Indian troops closing in on Pakistan border
Elite Indian strike forces have moved closer to Pakistan’s border amid escalating tensions, following a suicide attack on India’s Parliament, the defence minister said.
The neighbours traded heavy fire along the border in Kashmir and India said two of its soldiers were killed.
Defence minister George Fernandes said Indian troops were in a state of ‘‘very high alert’’, the Press Trust of India news agency reported.
He said part of the Strike Corps - trained to swiftly penetrate enemy territory with tanks and armoured vehicles before a full-fledged infantry attack - had moved nearer the frontier in Punjab and Rajasthan states.
His comments were the latest sign of a military build-up after the December 13 attack on Parliament, which India blamed on Pakistan-based Islamic militants it claims are sponsored by the government.
Pakistan has also put its troops on high alert, and Fernandes said India’s moves were in response to troop movements on the Pakistani side of the border.
‘‘It now came to such a point that India had to take notice,’’ he was quoted as saying.
In Kashmir, India said its troops shelled Pakistani positions in two border areas.
Cross-border skirmishes are common in Kashmir, but shelling had not been reported since the Parliament attack.
Indian military officials said Indian forces retaliated against heavy Pakistani shelling in Bain Galahar, 25 miles southwest of Jammu, the winter capital of Indian-ruled Kashmir. They said up to three Pakistani army bunkers were destroyed and some villagers were fleeing their homes.
The Indian officials said Pakistani forces began shelling hours after Pakistani troops opened fire on a patrol near an Indian border post, killing the two soldiers - the first such deaths reported since the Parliament attack and wounding three.
However, a Pakistani army spokesman said Indian forces fired first and Pakistani border guards retaliated.
Indian artillery also destroyed three Pakistani army bunkers and damaged three others in the Poonch sector, apparently inflicting several casualties, an Indian army official said.
Pakistan’s military said it had destroyed four Indian bunkers and hit an ammunition stockpile in a heavy exchange of artillery fire, the state-run Associated Press of Pakistan reported.
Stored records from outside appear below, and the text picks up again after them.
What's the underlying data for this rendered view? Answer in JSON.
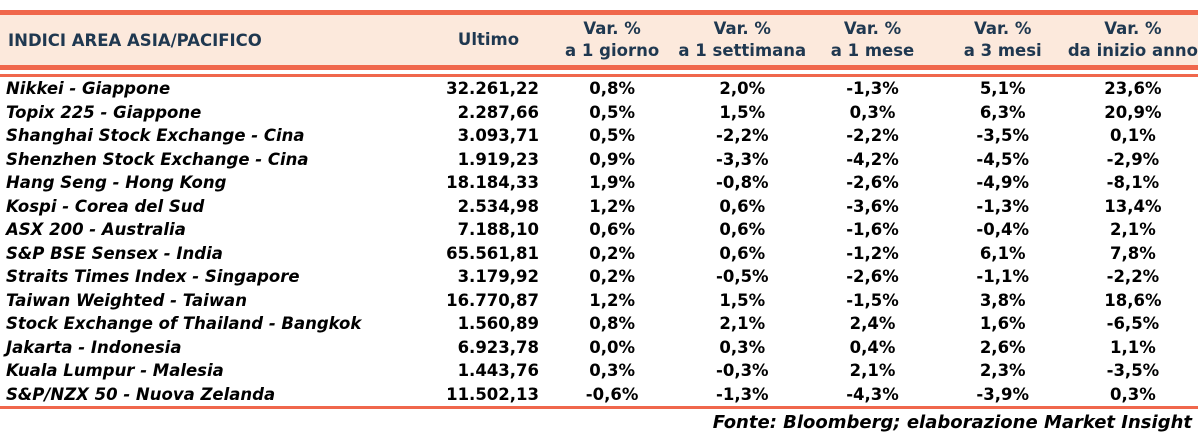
{
  "colors": {
    "accent": "#F0674C",
    "header_bg": "#FCE9DC",
    "header_text": "#1F3850",
    "body_text": "#000000"
  },
  "table": {
    "header": {
      "col_index": "INDICI AREA ASIA/PACIFICO",
      "col_ultimo": "Ultimo",
      "var_cols": [
        {
          "line1": "Var. %",
          "line2": "a 1 giorno"
        },
        {
          "line1": "Var. %",
          "line2": "a 1 settimana"
        },
        {
          "line1": "Var. %",
          "line2": "a 1 mese"
        },
        {
          "line1": "Var. %",
          "line2": "a 3 mesi"
        },
        {
          "line1": "Var. %",
          "line2": "da inizio anno"
        }
      ]
    },
    "rows": [
      {
        "name": "Nikkei - Giappone",
        "ultimo": "32.261,22",
        "vars": [
          "0,8%",
          "2,0%",
          "-1,3%",
          "5,1%",
          "23,6%"
        ]
      },
      {
        "name": "Topix 225 - Giappone",
        "ultimo": "2.287,66",
        "vars": [
          "0,5%",
          "1,5%",
          "0,3%",
          "6,3%",
          "20,9%"
        ]
      },
      {
        "name": "Shanghai Stock Exchange - Cina",
        "ultimo": "3.093,71",
        "vars": [
          "0,5%",
          "-2,2%",
          "-2,2%",
          "-3,5%",
          "0,1%"
        ]
      },
      {
        "name": "Shenzhen Stock Exchange - Cina",
        "ultimo": "1.919,23",
        "vars": [
          "0,9%",
          "-3,3%",
          "-4,2%",
          "-4,5%",
          "-2,9%"
        ]
      },
      {
        "name": "Hang Seng - Hong Kong",
        "ultimo": "18.184,33",
        "vars": [
          "1,9%",
          "-0,8%",
          "-2,6%",
          "-4,9%",
          "-8,1%"
        ]
      },
      {
        "name": "Kospi - Corea del Sud",
        "ultimo": "2.534,98",
        "vars": [
          "1,2%",
          "0,6%",
          "-3,6%",
          "-1,3%",
          "13,4%"
        ]
      },
      {
        "name": "ASX 200 - Australia",
        "ultimo": "7.188,10",
        "vars": [
          "0,6%",
          "0,6%",
          "-1,6%",
          "-0,4%",
          "2,1%"
        ]
      },
      {
        "name": "S&P BSE Sensex - India",
        "ultimo": "65.561,81",
        "vars": [
          "0,2%",
          "0,6%",
          "-1,2%",
          "6,1%",
          "7,8%"
        ]
      },
      {
        "name": "Straits Times Index - Singapore",
        "ultimo": "3.179,92",
        "vars": [
          "0,2%",
          "-0,5%",
          "-2,6%",
          "-1,1%",
          "-2,2%"
        ]
      },
      {
        "name": "Taiwan Weighted - Taiwan",
        "ultimo": "16.770,87",
        "vars": [
          "1,2%",
          "1,5%",
          "-1,5%",
          "3,8%",
          "18,6%"
        ]
      },
      {
        "name": "Stock Exchange of Thailand - Bangkok",
        "ultimo": "1.560,89",
        "vars": [
          "0,8%",
          "2,1%",
          "2,4%",
          "1,6%",
          "-6,5%"
        ]
      },
      {
        "name": "Jakarta - Indonesia",
        "ultimo": "6.923,78",
        "vars": [
          "0,0%",
          "0,3%",
          "0,4%",
          "2,6%",
          "1,1%"
        ]
      },
      {
        "name": "Kuala Lumpur - Malesia",
        "ultimo": "1.443,76",
        "vars": [
          "0,3%",
          "-0,3%",
          "2,1%",
          "2,3%",
          "-3,5%"
        ]
      },
      {
        "name": "S&P/NZX 50 - Nuova Zelanda",
        "ultimo": "11.502,13",
        "vars": [
          "-0,6%",
          "-1,3%",
          "-4,3%",
          "-3,9%",
          "0,3%"
        ]
      }
    ]
  },
  "footer": {
    "source": "Fonte: Bloomberg; elaborazione Market Insight"
  }
}
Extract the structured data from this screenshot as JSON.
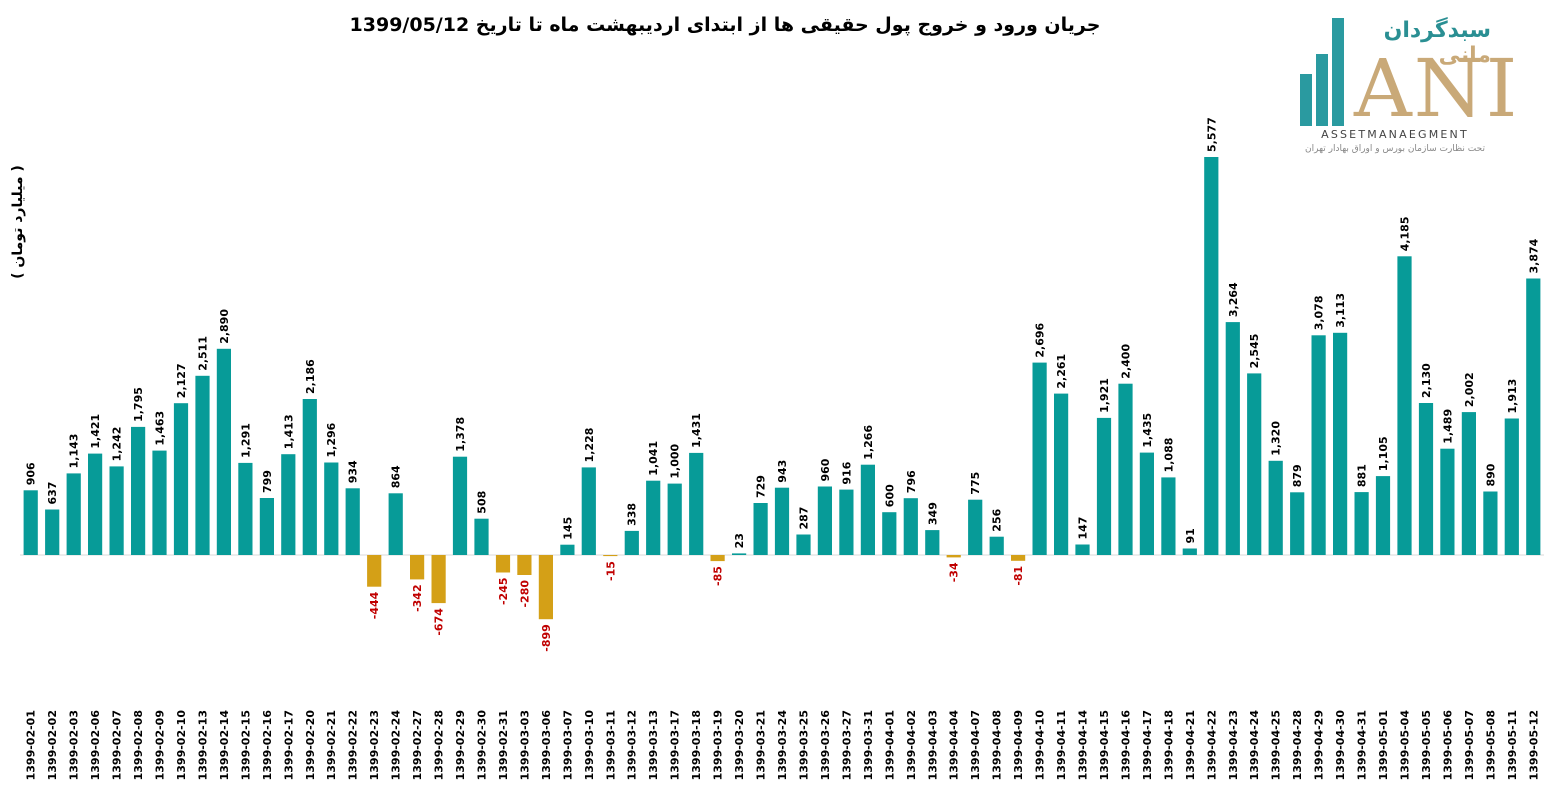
{
  "logo": {
    "brand_main": "سبدگردان",
    "brand_accent": "مانی",
    "letters": "ANI",
    "subtitle": "ASSETMANAEGMENT",
    "tagline": "تحت نظارت سازمان بورس و اوراق بهادار تهران"
  },
  "colors": {
    "positive": "#079B98",
    "negative": "#D4A017",
    "negative_label": "#C00000",
    "positive_label": "#000000"
  },
  "chart_data": {
    "type": "bar",
    "title": "جریان ورود و خروج پول حقیقی ها از ابتدای اردیبهشت ماه تا تاریخ 1399/05/12",
    "xlabel": "",
    "ylabel": "( میلیارد تومان )",
    "ylim": [
      -1500,
      6200
    ],
    "categories": [
      "1399-02-01",
      "1399-02-02",
      "1399-02-03",
      "1399-02-06",
      "1399-02-07",
      "1399-02-08",
      "1399-02-09",
      "1399-02-10",
      "1399-02-13",
      "1399-02-14",
      "1399-02-15",
      "1399-02-16",
      "1399-02-17",
      "1399-02-20",
      "1399-02-21",
      "1399-02-22",
      "1399-02-23",
      "1399-02-24",
      "1399-02-27",
      "1399-02-28",
      "1399-02-29",
      "1399-02-30",
      "1399-02-31",
      "1399-03-03",
      "1399-03-06",
      "1399-03-07",
      "1399-03-10",
      "1399-03-11",
      "1399-03-12",
      "1399-03-13",
      "1399-03-17",
      "1399-03-18",
      "1399-03-19",
      "1399-03-20",
      "1399-03-21",
      "1399-03-24",
      "1399-03-25",
      "1399-03-26",
      "1399-03-27",
      "1399-03-31",
      "1399-04-01",
      "1399-04-02",
      "1399-04-03",
      "1399-04-04",
      "1399-04-07",
      "1399-04-08",
      "1399-04-09",
      "1399-04-10",
      "1399-04-11",
      "1399-04-14",
      "1399-04-15",
      "1399-04-16",
      "1399-04-17",
      "1399-04-18",
      "1399-04-21",
      "1399-04-22",
      "1399-04-23",
      "1399-04-24",
      "1399-04-25",
      "1399-04-28",
      "1399-04-29",
      "1399-04-30",
      "1399-04-31",
      "1399-05-01",
      "1399-05-04",
      "1399-05-05",
      "1399-05-06",
      "1399-05-07",
      "1399-05-08",
      "1399-05-11",
      "1399-05-12"
    ],
    "values": [
      906,
      637,
      1143,
      1421,
      1242,
      1795,
      1463,
      2127,
      2511,
      2890,
      1291,
      799,
      1413,
      2186,
      1296,
      934,
      -444,
      864,
      -342,
      -674,
      1378,
      508,
      -245,
      -280,
      -899,
      145,
      1228,
      -15,
      338,
      1041,
      1000,
      1431,
      -85,
      23,
      729,
      943,
      287,
      960,
      916,
      1266,
      600,
      796,
      349,
      -34,
      775,
      256,
      -81,
      2696,
      2261,
      147,
      1921,
      2400,
      1435,
      1088,
      91,
      5577,
      3264,
      2545,
      1320,
      879,
      3078,
      3113,
      881,
      1105,
      4185,
      2130,
      1489,
      2002,
      890,
      1913,
      3874
    ],
    "labels": [
      "906",
      "637",
      "1,143",
      "1,421",
      "1,242",
      "1,795",
      "1,463",
      "2,127",
      "2,511",
      "2,890",
      "1,291",
      "799",
      "1,413",
      "2,186",
      "1,296",
      "934",
      "-444",
      "864",
      "-342",
      "-674",
      "1,378",
      "508",
      "-245",
      "-280",
      "-899",
      "145",
      "1,228",
      "-15",
      "338",
      "1,041",
      "1,000",
      "1,431",
      "-85",
      "23",
      "729",
      "943",
      "287",
      "960",
      "916",
      "1,266",
      "600",
      "796",
      "349",
      "-34",
      "775",
      "256",
      "-81",
      "2,696",
      "2,261",
      "147",
      "1,921",
      "2,400",
      "1,435",
      "1,088",
      "91",
      "5,577",
      "3,264",
      "2,545",
      "1,320",
      "879",
      "3,078",
      "3,113",
      "881",
      "1,105",
      "4,185",
      "2,130",
      "1,489",
      "2,002",
      "890",
      "1,913",
      "3,874"
    ],
    "grid": false,
    "legend": "none"
  }
}
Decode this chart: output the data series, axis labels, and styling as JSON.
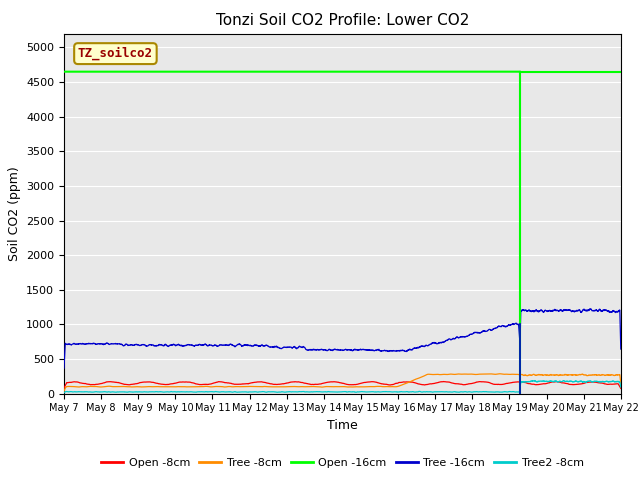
{
  "title": "Tonzi Soil CO2 Profile: Lower CO2",
  "xlabel": "Time",
  "ylabel": "Soil CO2 (ppm)",
  "ylim": [
    0,
    5200
  ],
  "yticks": [
    0,
    500,
    1000,
    1500,
    2000,
    2500,
    3000,
    3500,
    4000,
    4500,
    5000
  ],
  "background_color": "#e8e8e8",
  "title_fontsize": 11,
  "label_fontsize": 9,
  "tick_fontsize": 8,
  "annotation_text": "TZ_soilco2",
  "annotation_color": "#990000",
  "annotation_bg": "#ffffcc",
  "annotation_border": "#aa8800",
  "open_8_color": "#ff0000",
  "tree_8_color": "#ff8c00",
  "open_16_color": "#00ff00",
  "tree_16_color": "#0000cc",
  "tree2_8_color": "#00cccc",
  "open_16_value": 4650,
  "green_drop_day": 12.28,
  "blue_drop_day": 12.28,
  "num_points": 4000
}
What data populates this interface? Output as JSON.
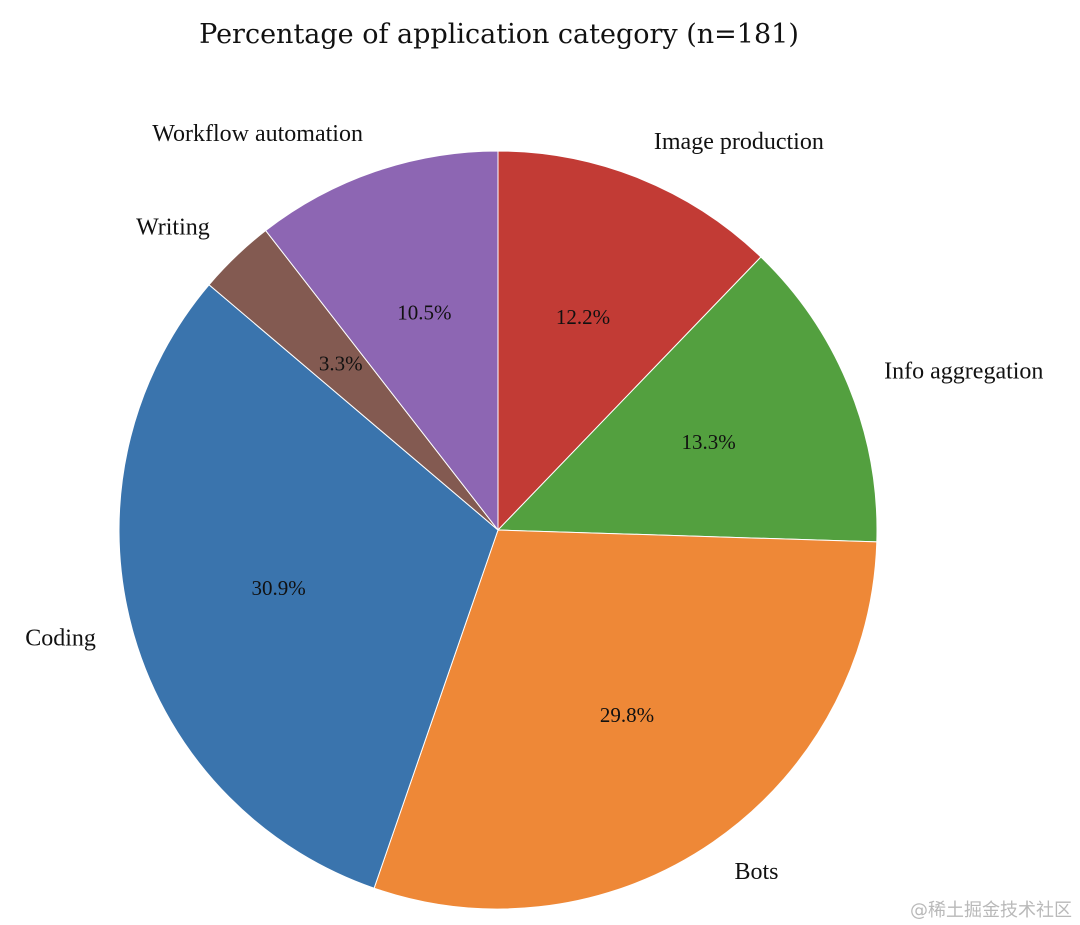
{
  "chart_data": {
    "type": "pie",
    "title": "Percentage of application category (n=181)",
    "categories": [
      "Image production",
      "Info aggregation",
      "Bots",
      "Coding",
      "Writing",
      "Workflow automation"
    ],
    "values": [
      12.2,
      13.3,
      29.8,
      30.9,
      3.3,
      10.5
    ],
    "value_labels": [
      "12.2%",
      "13.3%",
      "29.8%",
      "30.9%",
      "3.3%",
      "10.5%"
    ],
    "colors": [
      "#c23b35",
      "#53a03f",
      "#ee8837",
      "#3a74ad",
      "#835a51",
      "#8d66b3"
    ],
    "start_angle_deg": 90,
    "direction": "clockwise",
    "legend": "none"
  },
  "watermark": "@稀土掘金技术社区"
}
The military said it retaliated after India targeted villages 100 miles south of Muzaffarabad, the capital of Pakistani Kashmir. Police said a Pakistani civilian was wounded and homes damaged.
India and Muslim Pakistan have fought two wars in half a century over Kashmir, a mostly-Muslim region that is divided between them but claimed by both. Both countries tested nuclear weapons in 1998.
While Indian officials have hinted repeatedly at a possible military response to the Parliament attack, which killed 14 people including the five attackers, they have emphasised that war with Pakistan would be a last resort if diplomatic efforts to achieve their goals failed.
India has demanded that Pakistan freeze the assets of the two militant groups it blames for the attack and arrest and extradite their leaders. It has recalled its ambassador in Pakistan and is moving to shut down rail and road links.
US president George Bush has added one of the groups India accused in connection with the parliament attack, Lashkar-e-Tayyaba, to the US list of terror sponsors and called on Pakistan to take action against the group.
Pakistan, however, denies India’s claims that it funds and trains the militants.
Indian foreign minister Jaswant Singh had a 45-minute telephone conversation yesterday with US Secretary of State Colin Powell, according to foreign ministry spokeswoman Nirupama Rao.
Pakistan is a key partner in the US-led campaign against terrorism because of its ties to Afghanistan. But the campaign has put a spotlight on Pakistan-based militants who have been fighting since 1989 to separate Kashmir from India.
There are half a million Indian troops in the region, and the fighting has killed more than 30,000 people.